Think it's awesome when I look at a clock and it reads the same numbers that my address starts with.

Whenever I go to the toilet on an airplane I worry that during the time I'm there the plane will drop out the sky.

pretend your on the phone talking to someone to make you look like you not a loner

when you hear "tartar sauce" you think that it's actually made from tartar -MATT

Feel really paranoid until my game score is a multiple of 5

When the wind is blowing like crazy, I pretend I am the god who controls it.

I sniff my finger after I scatch my bunghole lol

putting your hand in the water in the back of the toilet and thinking its gross toilet water and get grossed out

Make sure I put the deodorant top back on the correct way -- you know, so the sticker is to the front.

when you're texting in class and you realize you are staring at your crotch and smiling.
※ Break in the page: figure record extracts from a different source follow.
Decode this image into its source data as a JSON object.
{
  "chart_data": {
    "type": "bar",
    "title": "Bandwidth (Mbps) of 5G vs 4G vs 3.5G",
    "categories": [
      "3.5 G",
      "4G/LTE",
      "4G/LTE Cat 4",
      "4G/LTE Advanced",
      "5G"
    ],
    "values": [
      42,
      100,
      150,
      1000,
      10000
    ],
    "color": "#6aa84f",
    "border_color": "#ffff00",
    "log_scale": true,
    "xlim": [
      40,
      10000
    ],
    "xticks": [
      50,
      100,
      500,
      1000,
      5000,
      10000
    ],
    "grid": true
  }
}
When you're out for a run, you pretend that someone is chasing after you so you run harder.

Eating chicken at KFC.

If I have to put the garbage out at night I sprint back into the house so the monsters don't get me

Sweet! I've just received my free minecraft giftcode! >> Minecraftcodes.info <<

I like to turn the lights off in the bathroom, actually block every little bit of light I possibly can, then take a nice warm shower, curl up on the floor, block my ears and enjoy the warm water and sensory deprivation.

When theres a sex scene in the movie I like to jack off to see if I would last as long as the man -deadpool (yogurt)

Sometimes when I go to a drive in restaurant, and get an order of fries, I empty the bag out, and there are a few fries in the bottom of the bag. I Enjoy those the most, as I feel they were free

on hot summer days when I exit the shower I only dry off my legs to the point where they aren't dripping but my leg hair is still wet.

I always thought Diane Ross sang '76 why don't ya babe, get out my life why don't ya babe'.

I used to drive home from my girlfriend's house late at night and stop on a stretch of road to take a leak. I'd walk backwards while peeing, creating a crooked line of pee in the road. I'd add to it night after night, then I'd drive by in the day to see my long pee stain in the road only I knew about. Anyone who passed by could see it, but only I knew what it was. It would last until the next rain and I'd have to start over.

Get excited when the captcha says something related to whatever you're posting

Only taking half a biscuit because it makes you feel bad and then taking another half of a different biscuit.

When in the shower dread putting the shower gel on you chest as it is freezing!!!

humiliating little girls

Things You Think Only You Do

A collection of things you think only you do. Go ahead and confess. You probably aren't the only one.